Starfleet and the Klingons, and years later when the Romulans had finally come around, bottled up the Cardassian Union, stripped it of its military capability and set up no-travel zones within the former Union.
Still, to this day, twenty-seven years later, the Cardassian people are a starving, crippled civilization. The protectorates set up by the allied forces, routinely send food and medicine into the disputed zones.

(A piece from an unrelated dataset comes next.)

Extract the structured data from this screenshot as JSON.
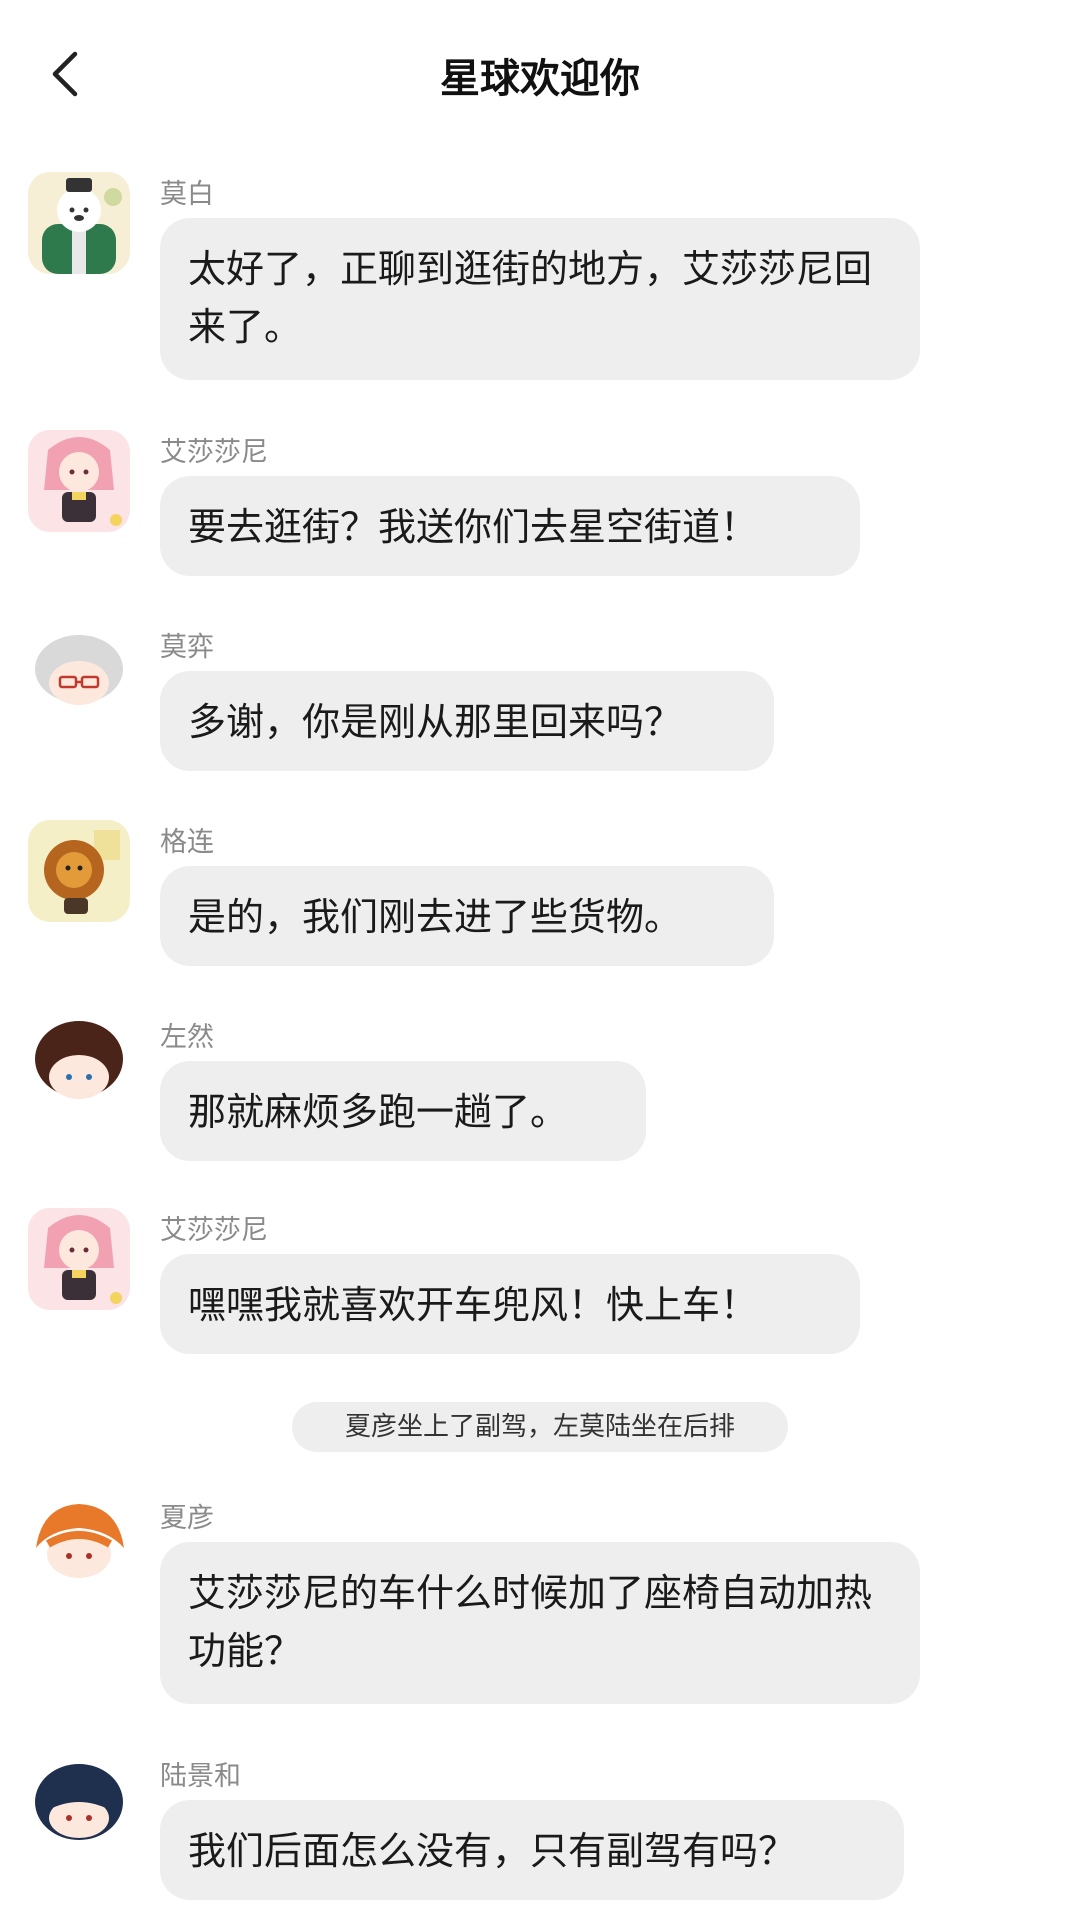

But their Dominion masters, even after all of this time, still attempt to rebuild their empire. The Federation never allowed the all-out invasion of Cardassian space and the occupation that would have cost millions of lives. The Debacle of Bajor was a dark stain that held back the civilian leaders of the Federation and they would never again authorize such a brutal action. They’d continue to deprive the Dominion of their military capabilities and help the sick and dying on distant Cardassian worlds, but no one had come up with a ‘Dominion Solution’ that would finally secure a peace that the galaxy desperately needed.
So the standoff and the waiting would continue.
All because a lone Federation starship had failed in her mission to garner the wrath of gods in the Celestial Temple on the fateful day.